Bathroom Enemy Number One
You may have heard that when you flush a toilet, microbes released into the air can travel up to six feet, landing on all of the surrounding bathroom surfaces within this space. Dr. Charles Gerba, an American microbiologist, found that bacteria or viruses in toilet water can remain in and around the toilet after flushing. The study indicated that after one flush, the majority of added microorganisms were removed but that the level remained at 104 bacteria/viruses in the toilet bowl even after multiple flushes. The evidence suggested that bacteria/viruses were being retained by the porcelain surface and only released during flushes. Follow our tips for a cleaner toilet.
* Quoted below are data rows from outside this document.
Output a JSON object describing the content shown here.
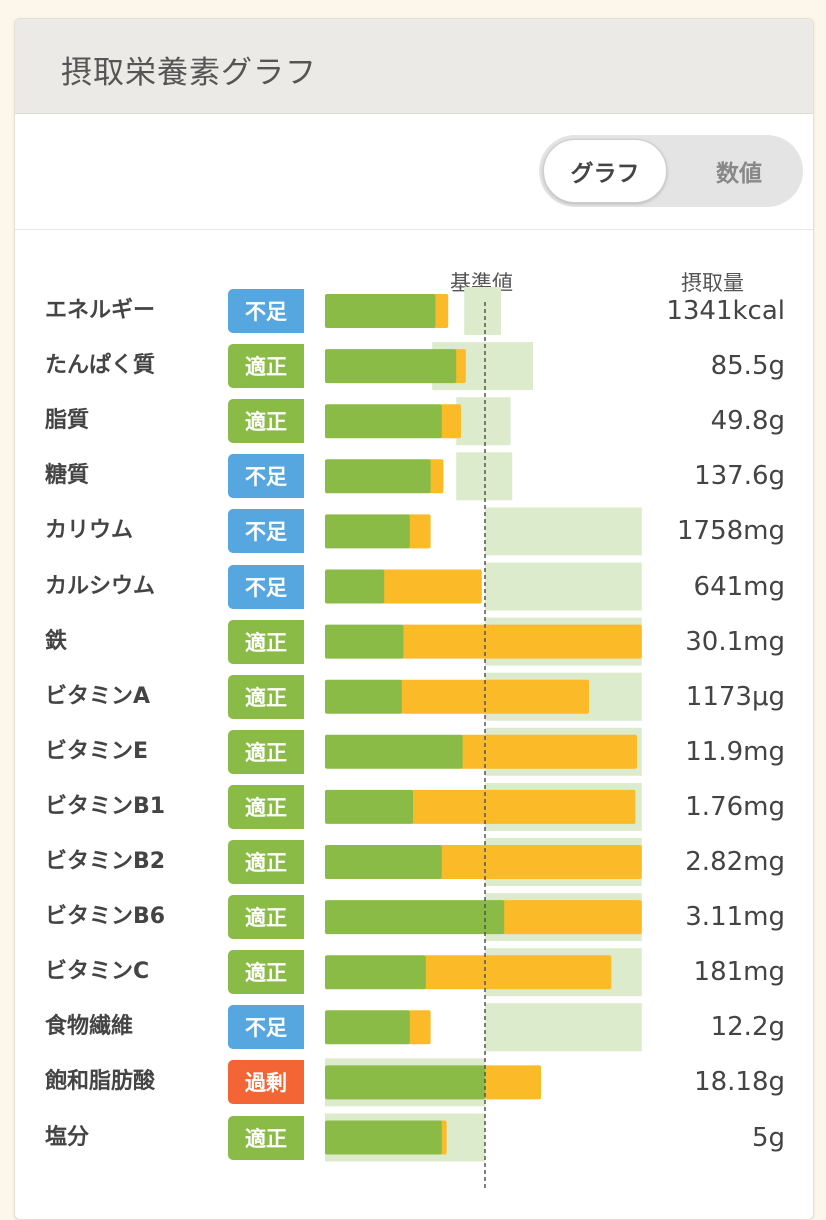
{
  "title": "摂取栄養素グラフ",
  "toggle": {
    "active": "グラフ",
    "inactive": "数値"
  },
  "columns": {
    "reference": "基準値",
    "intake": "摂取量"
  },
  "colors": {
    "green": "#8bbb47",
    "orange": "#fbba27",
    "range": "#dcebcc",
    "badge_low": "#56a6e0",
    "badge_ok": "#8bbb47",
    "badge_high": "#f36534"
  },
  "chart_data": {
    "type": "bar",
    "xlim_percent": [
      0,
      300
    ],
    "reference_percent": 100,
    "rows": [
      {
        "label": "エネルギー",
        "status": "不足",
        "status_type": "low",
        "value": "1341kcal",
        "green": 69,
        "orange": 8,
        "range": [
          87,
          110
        ]
      },
      {
        "label": "たんぱく質",
        "status": "適正",
        "status_type": "ok",
        "value": "85.5g",
        "green": 82,
        "orange": 6,
        "range": [
          67,
          130
        ]
      },
      {
        "label": "脂質",
        "status": "適正",
        "status_type": "ok",
        "value": "49.8g",
        "green": 73,
        "orange": 12,
        "range": [
          82,
          116
        ]
      },
      {
        "label": "糖質",
        "status": "不足",
        "status_type": "low",
        "value": "137.6g",
        "green": 66,
        "orange": 8,
        "range": [
          82,
          117
        ]
      },
      {
        "label": "カリウム",
        "status": "不足",
        "status_type": "low",
        "value": "1758mg",
        "green": 53,
        "orange": 13,
        "range": [
          100,
          198
        ]
      },
      {
        "label": "カルシウム",
        "status": "不足",
        "status_type": "low",
        "value": "641mg",
        "green": 37,
        "orange": 61,
        "range": [
          100,
          198
        ]
      },
      {
        "label": "鉄",
        "status": "適正",
        "status_type": "ok",
        "value": "30.1mg",
        "green": 49,
        "orange": 149,
        "range": [
          100,
          198
        ]
      },
      {
        "label": "ビタミンA",
        "status": "適正",
        "status_type": "ok",
        "value": "1173μg",
        "green": 48,
        "orange": 117,
        "range": [
          100,
          198
        ]
      },
      {
        "label": "ビタミンE",
        "status": "適正",
        "status_type": "ok",
        "value": "11.9mg",
        "green": 86,
        "orange": 109,
        "range": [
          100,
          198
        ]
      },
      {
        "label": "ビタミンB1",
        "status": "適正",
        "status_type": "ok",
        "value": "1.76mg",
        "green": 55,
        "orange": 139,
        "range": [
          100,
          198
        ]
      },
      {
        "label": "ビタミンB2",
        "status": "適正",
        "status_type": "ok",
        "value": "2.82mg",
        "green": 73,
        "orange": 125,
        "range": [
          100,
          198
        ]
      },
      {
        "label": "ビタミンB6",
        "status": "適正",
        "status_type": "ok",
        "value": "3.11mg",
        "green": 112,
        "orange": 86,
        "range": [
          100,
          198
        ]
      },
      {
        "label": "ビタミンC",
        "status": "適正",
        "status_type": "ok",
        "value": "181mg",
        "green": 63,
        "orange": 116,
        "range": [
          100,
          198
        ]
      },
      {
        "label": "食物繊維",
        "status": "不足",
        "status_type": "low",
        "value": "12.2g",
        "green": 53,
        "orange": 13,
        "range": [
          100,
          198
        ]
      },
      {
        "label": "飽和脂肪酸",
        "status": "過剰",
        "status_type": "high",
        "value": "18.18g",
        "green": 100,
        "orange": 35,
        "range": [
          0,
          100
        ]
      },
      {
        "label": "塩分",
        "status": "適正",
        "status_type": "ok",
        "value": "5g",
        "green": 73,
        "orange": 3,
        "range": [
          0,
          100
        ]
      }
    ]
  }
}
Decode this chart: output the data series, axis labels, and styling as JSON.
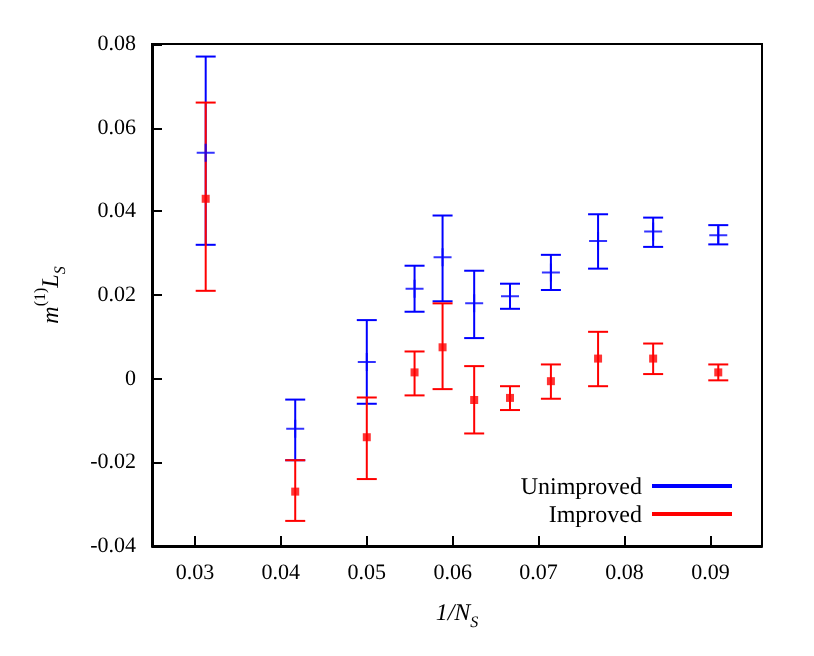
{
  "chart_data": {
    "type": "scatter",
    "xlabel": "1/N$_{S}$",
    "ylabel": "m$^{(1)}$L$_{S}$",
    "x": [
      0.03125,
      0.04167,
      0.05,
      0.05556,
      0.05882,
      0.0625,
      0.06667,
      0.07143,
      0.07692,
      0.08333,
      0.09091
    ],
    "series": [
      {
        "name": "Unimproved",
        "color": "#0000ff",
        "marker": "cross",
        "values": [
          0.054,
          -0.012,
          0.004,
          0.0215,
          0.029,
          0.018,
          0.0197,
          0.0254,
          0.0329,
          0.0352,
          0.0343
        ],
        "errors": [
          [
            0.032,
            0.077
          ],
          [
            -0.0195,
            -0.005
          ],
          [
            -0.006,
            0.014
          ],
          [
            0.016,
            0.027
          ],
          [
            0.0185,
            0.039
          ],
          [
            0.0097,
            0.0258
          ],
          [
            0.0167,
            0.0227
          ],
          [
            0.0212,
            0.0296
          ],
          [
            0.0263,
            0.0393
          ],
          [
            0.0315,
            0.0385
          ],
          [
            0.0321,
            0.0367
          ]
        ]
      },
      {
        "name": "Improved",
        "color": "#ff0000",
        "marker": "square",
        "values": [
          0.043,
          -0.027,
          -0.014,
          0.0015,
          0.0075,
          -0.0051,
          -0.0046,
          -0.0006,
          0.0048,
          0.0048,
          0.0015
        ],
        "errors": [
          [
            0.021,
            0.066
          ],
          [
            -0.034,
            -0.0195
          ],
          [
            -0.024,
            -0.0045
          ],
          [
            -0.004,
            0.0065
          ],
          [
            -0.0025,
            0.018
          ],
          [
            -0.0131,
            0.003
          ],
          [
            -0.0075,
            -0.0018
          ],
          [
            -0.0048,
            0.0034
          ],
          [
            -0.0018,
            0.0112
          ],
          [
            0.0011,
            0.0084
          ],
          [
            -0.0004,
            0.0034
          ]
        ]
      }
    ],
    "xlim": [
      0.025,
      0.096
    ],
    "xticks": [
      0.03,
      0.04,
      0.05,
      0.06,
      0.07,
      0.08,
      0.09
    ],
    "ylim": [
      -0.04,
      0.08
    ],
    "yticks": [
      -0.04,
      -0.02,
      0,
      0.02,
      0.04,
      0.06,
      0.08
    ],
    "grid": false,
    "legend": "bottom right"
  }
}
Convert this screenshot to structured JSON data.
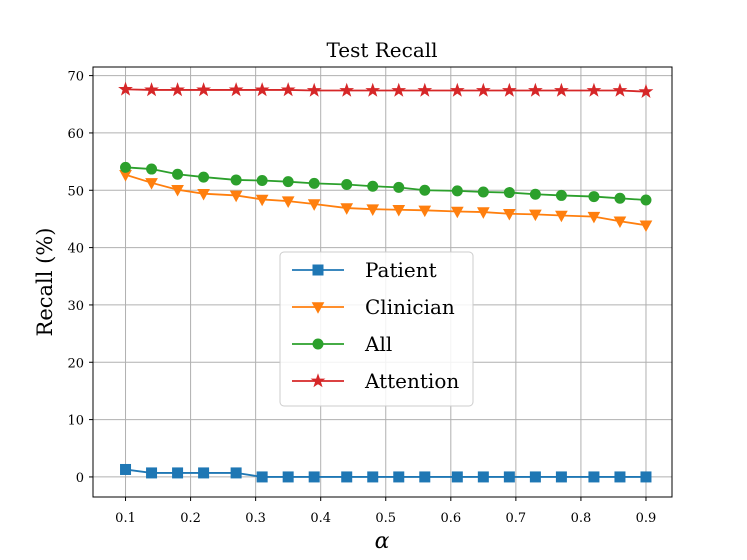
{
  "chart_data": {
    "type": "line",
    "title": "Test Recall",
    "xlabel": "α",
    "ylabel": "Recall (%)",
    "x": [
      0.1,
      0.14,
      0.18,
      0.22,
      0.27,
      0.31,
      0.35,
      0.39,
      0.44,
      0.48,
      0.52,
      0.56,
      0.61,
      0.65,
      0.69,
      0.73,
      0.77,
      0.82,
      0.86,
      0.9
    ],
    "xlim": [
      0.05,
      0.94
    ],
    "ylim": [
      -3.5,
      71.5
    ],
    "xticks": [
      0.1,
      0.2,
      0.3,
      0.4,
      0.5,
      0.6,
      0.7,
      0.8,
      0.9
    ],
    "xtick_labels": [
      "0.1",
      "0.2",
      "0.3",
      "0.4",
      "0.5",
      "0.6",
      "0.7",
      "0.8",
      "0.9"
    ],
    "yticks": [
      0,
      10,
      20,
      30,
      40,
      50,
      60,
      70
    ],
    "ytick_labels": [
      "0",
      "10",
      "20",
      "30",
      "40",
      "50",
      "60",
      "70"
    ],
    "grid": true,
    "legend_position": "center",
    "series": [
      {
        "name": "Patient",
        "color": "#1f77b4",
        "marker": "square",
        "values": [
          1.3,
          0.7,
          0.7,
          0.7,
          0.7,
          0,
          0,
          0,
          0,
          0,
          0,
          0,
          0,
          0,
          0,
          0,
          0,
          0,
          0,
          0
        ]
      },
      {
        "name": "Clinician",
        "color": "#ff7f0e",
        "marker": "triangle-down",
        "values": [
          52.7,
          51.3,
          50.1,
          49.4,
          49.1,
          48.4,
          48.1,
          47.6,
          46.9,
          46.7,
          46.6,
          46.5,
          46.3,
          46.2,
          45.9,
          45.8,
          45.6,
          45.4,
          44.6,
          43.9
        ]
      },
      {
        "name": "All",
        "color": "#2ca02c",
        "marker": "circle",
        "values": [
          54.0,
          53.7,
          52.8,
          52.3,
          51.8,
          51.7,
          51.5,
          51.2,
          51.0,
          50.7,
          50.5,
          50.0,
          49.9,
          49.7,
          49.6,
          49.3,
          49.1,
          48.9,
          48.6,
          48.3
        ]
      },
      {
        "name": "Attention",
        "color": "#d62728",
        "marker": "star",
        "values": [
          67.6,
          67.5,
          67.5,
          67.5,
          67.5,
          67.5,
          67.5,
          67.4,
          67.4,
          67.4,
          67.4,
          67.4,
          67.4,
          67.4,
          67.4,
          67.4,
          67.4,
          67.4,
          67.4,
          67.2
        ]
      }
    ]
  }
}
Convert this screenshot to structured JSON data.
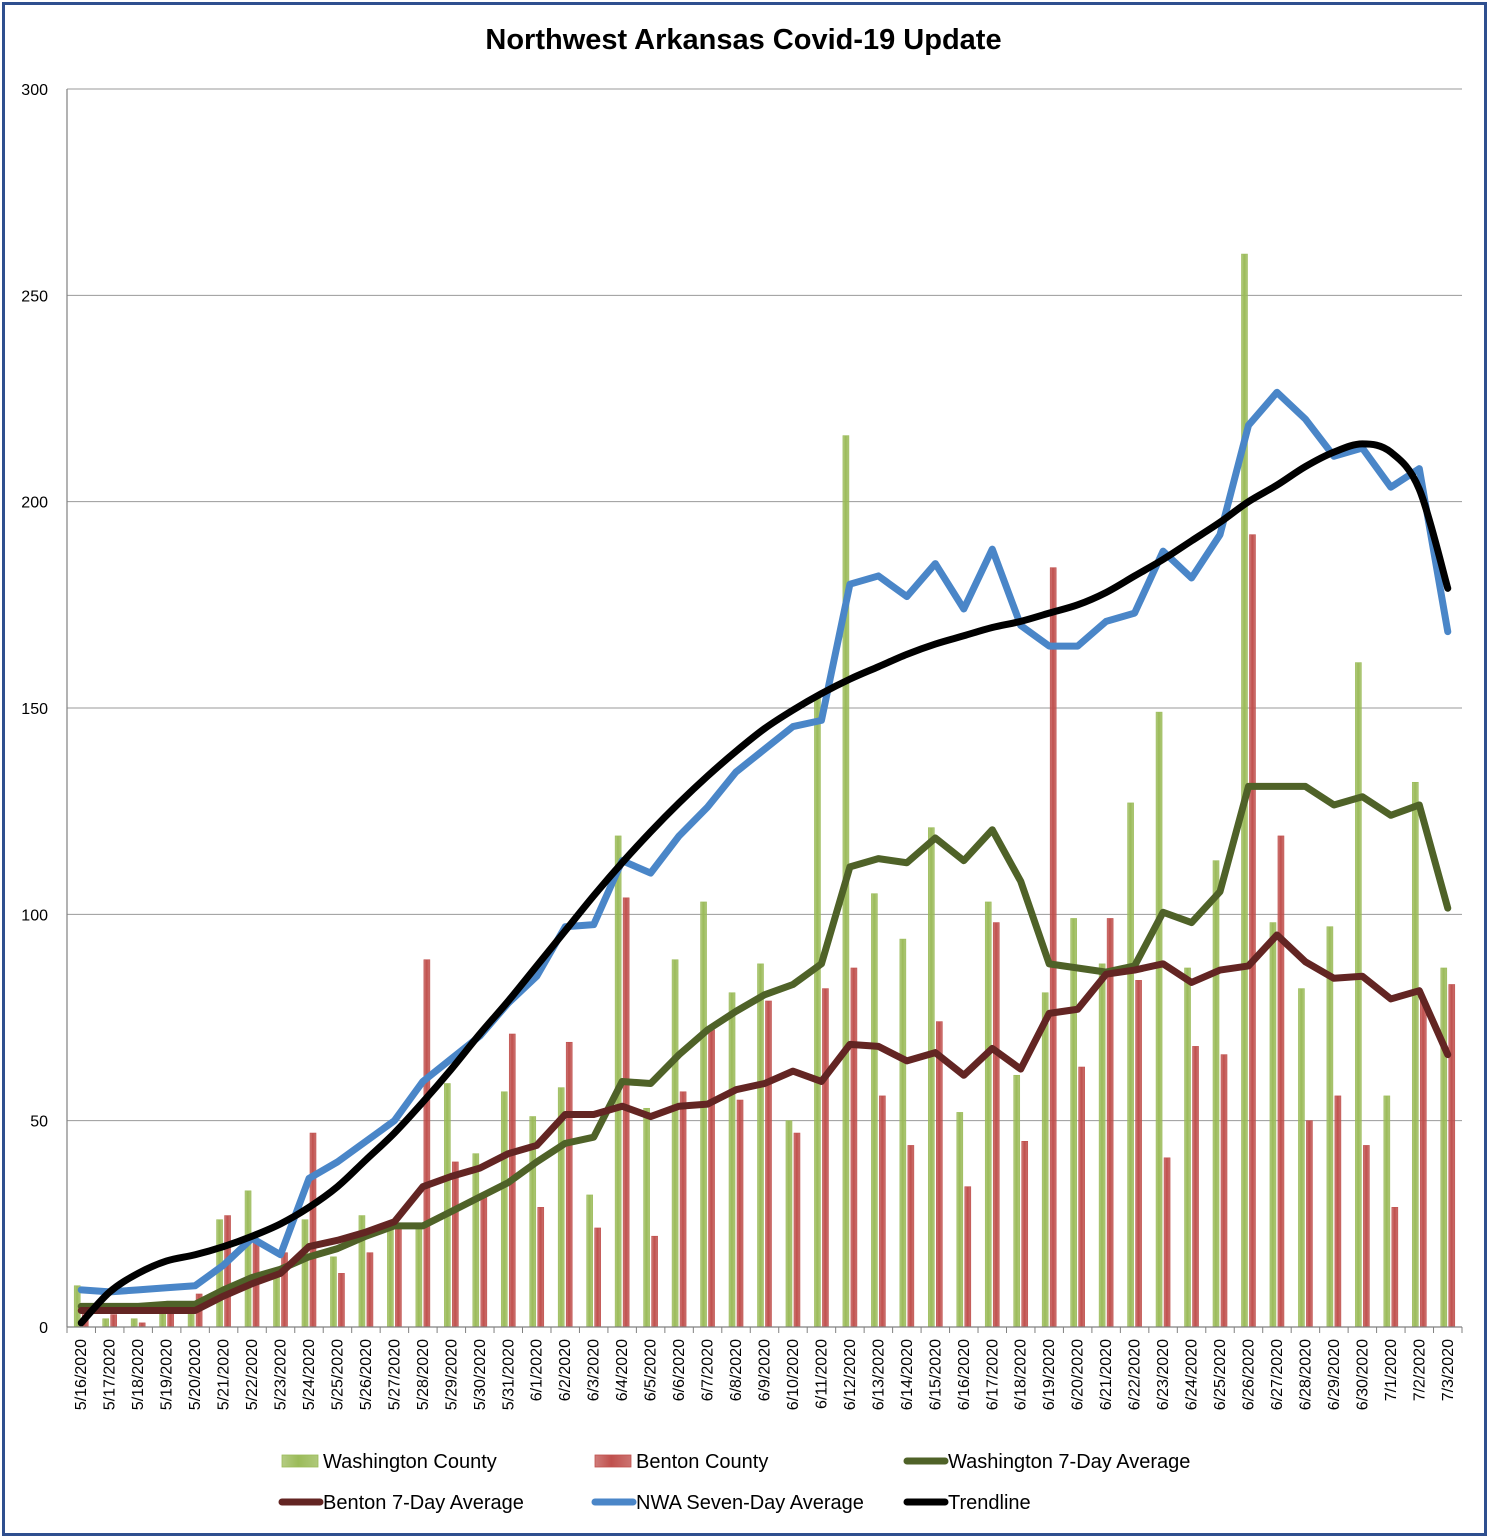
{
  "chart_data": {
    "type": "bar",
    "title": "Northwest Arkansas Covid-19 Update",
    "xlabel": "",
    "ylabel": "",
    "ylim": [
      0,
      300
    ],
    "yticks": [
      0,
      50,
      100,
      150,
      200,
      250,
      300
    ],
    "grid": true,
    "legend_position": "bottom",
    "categories": [
      "5/16/2020",
      "5/17/2020",
      "5/18/2020",
      "5/19/2020",
      "5/20/2020",
      "5/21/2020",
      "5/22/2020",
      "5/23/2020",
      "5/24/2020",
      "5/25/2020",
      "5/26/2020",
      "5/27/2020",
      "5/28/2020",
      "5/29/2020",
      "5/30/2020",
      "5/31/2020",
      "6/1/2020",
      "6/2/2020",
      "6/3/2020",
      "6/4/2020",
      "6/5/2020",
      "6/6/2020",
      "6/7/2020",
      "6/8/2020",
      "6/9/2020",
      "6/10/2020",
      "6/11/2020",
      "6/12/2020",
      "6/13/2020",
      "6/14/2020",
      "6/15/2020",
      "6/16/2020",
      "6/17/2020",
      "6/18/2020",
      "6/19/2020",
      "6/20/2020",
      "6/21/2020",
      "6/22/2020",
      "6/23/2020",
      "6/24/2020",
      "6/25/2020",
      "6/26/2020",
      "6/27/2020",
      "6/28/2020",
      "6/29/2020",
      "6/30/2020",
      "7/1/2020",
      "7/2/2020",
      "7/3/2020"
    ],
    "series": [
      {
        "name": "Washington County",
        "kind": "bar",
        "color": "#9bbb59",
        "values": [
          10,
          2,
          2,
          5,
          4,
          26,
          33,
          13,
          26,
          17,
          27,
          24,
          24,
          59,
          42,
          57,
          51,
          58,
          32,
          119,
          53,
          89,
          103,
          81,
          88,
          50,
          153,
          216,
          105,
          94,
          121,
          52,
          103,
          61,
          81,
          99,
          88,
          127,
          149,
          87,
          113,
          260,
          98,
          82,
          97,
          161,
          56,
          132,
          87
        ]
      },
      {
        "name": "Benton County",
        "kind": "bar",
        "color": "#c0504d",
        "values": [
          3,
          3,
          1,
          5,
          8,
          27,
          21,
          18,
          47,
          13,
          18,
          24,
          89,
          40,
          32,
          71,
          29,
          69,
          24,
          104,
          22,
          57,
          72,
          55,
          79,
          47,
          82,
          87,
          56,
          44,
          74,
          34,
          98,
          45,
          184,
          63,
          99,
          84,
          41,
          68,
          66,
          192,
          119,
          50,
          56,
          44,
          29,
          79,
          83
        ]
      },
      {
        "name": "Washington 7-Day Average",
        "kind": "line",
        "color": "#4f6228",
        "values": [
          5,
          5,
          5,
          5.5,
          5.5,
          9,
          12,
          14,
          17,
          19,
          22,
          24.5,
          24.5,
          28,
          31.5,
          35,
          40,
          44.5,
          46,
          59.5,
          59,
          66,
          72,
          76.5,
          80.5,
          83,
          88,
          111.5,
          113.5,
          112.5,
          118.5,
          113,
          120.5,
          108,
          88,
          87,
          86,
          87.5,
          100.5,
          98,
          105.5,
          131,
          131,
          131,
          126.5,
          128.5,
          124,
          126.5,
          101.5
        ]
      },
      {
        "name": "Benton 7-Day Average",
        "kind": "line",
        "color": "#632523",
        "values": [
          4,
          4,
          4,
          4,
          4,
          7.5,
          10.5,
          13,
          19.5,
          21,
          23,
          25.5,
          34,
          36.5,
          38.5,
          42,
          44,
          51.5,
          51.5,
          53.5,
          51,
          53.5,
          54,
          57.5,
          59,
          62,
          59.5,
          68.5,
          68,
          64.5,
          66.5,
          61,
          67.5,
          62.5,
          76,
          77,
          85.5,
          86.5,
          88,
          83.5,
          86.5,
          87.5,
          95,
          88.5,
          84.5,
          85,
          79.5,
          81.5,
          66
        ]
      },
      {
        "name": "NWA Seven-Day Average",
        "kind": "line",
        "color": "#4a86c8",
        "values": [
          9,
          8.5,
          9,
          9.5,
          10,
          15,
          21.5,
          17.5,
          36,
          40,
          45,
          50,
          59.5,
          65,
          70.5,
          78.5,
          85,
          97,
          97.5,
          113,
          110,
          119,
          126,
          134.5,
          140,
          145.5,
          147,
          180,
          182,
          177,
          185,
          174,
          188.5,
          170,
          165,
          165,
          171,
          173,
          188,
          181.5,
          192,
          218.5,
          226.5,
          220,
          211,
          213,
          203.5,
          208,
          168.5
        ]
      },
      {
        "name": "Trendline",
        "kind": "line",
        "color": "#000000",
        "values": [
          1,
          8.5,
          13,
          16,
          17.5,
          19.5,
          22,
          25,
          29,
          34,
          40.5,
          47,
          54.5,
          62.5,
          71,
          79,
          87.5,
          96,
          104.5,
          112.5,
          120,
          127,
          133.5,
          139.5,
          145,
          149.5,
          153.5,
          157,
          160,
          163,
          165.5,
          167.5,
          169.5,
          171,
          173,
          175,
          178,
          182,
          186,
          190.5,
          195,
          200,
          204,
          208.5,
          212,
          214,
          212,
          203,
          179
        ]
      }
    ]
  }
}
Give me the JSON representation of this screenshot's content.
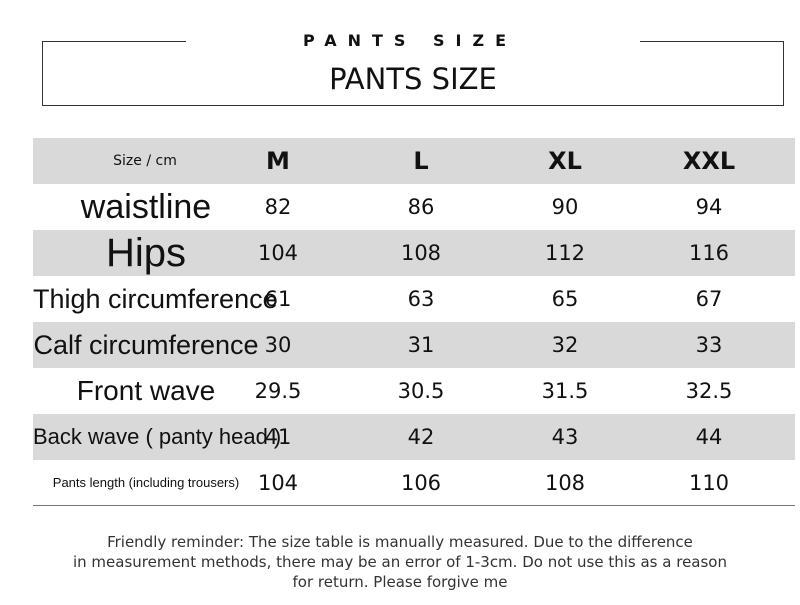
{
  "header": {
    "spaced_title": "PANTS SIZE",
    "title": "PANTS SIZE"
  },
  "table": {
    "columns": [
      "Size / cm",
      "M",
      "L",
      "XL",
      "XXL"
    ],
    "rows": [
      [
        "waistline",
        82,
        86,
        90,
        94
      ],
      [
        "Hips",
        104,
        108,
        112,
        116
      ],
      [
        "Thigh circumference",
        61,
        63,
        65,
        67
      ],
      [
        "Calf circumference",
        30,
        31,
        32,
        33
      ],
      [
        "Front wave",
        29.5,
        30.5,
        31.5,
        32.5
      ],
      [
        "Back wave ( panty head )",
        41,
        42,
        43,
        44
      ],
      [
        "Pants length (including trousers)",
        104,
        106,
        108,
        110
      ]
    ]
  },
  "footer": {
    "lines": [
      "Friendly reminder: The size table is manually measured. Due to the difference",
      "in measurement methods, there may be an error of 1-3cm. Do not use this as a reason",
      "for return. Please forgive me"
    ]
  }
}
Always use gloves when cleaning the toilet to avoid contact with whatever lingering bacteria and germs might be there. Start with the toilet bowl, by applying a generous amount of toilet bowl cleaner to the upper rim of the bowl. Scrub the entire bowl with a clean brush and let stand for about 10 minutes. While that is working, attack the seat, lid and other outside surfaces with a disinfectant spray and clean cloth or paper towels. Wipe all surfaces down with a separate cloth or fresh paper towels. Flush the toilet after the 10 minute soaking period is up. And remember: don’t ever mix acidic toilet cleaners with bleach-based sprays, or vice-versa.
Proper cleaning and disinfectants can remove or eliminate bacteria and other microbes on surfaces, but provide no residual protection against subsequent re-contamination. Built-in antimicrobial technologies have also been shown to prevent the growth of microorganisms on the protected surfaces. By using a toilet containing antimicrobial technology, along with a consistent cleaning regimen, you can help to inhibit the growth of microbes that can be released in the air during a flush, keeping your bathroom surfaces cleaner in between cleanings.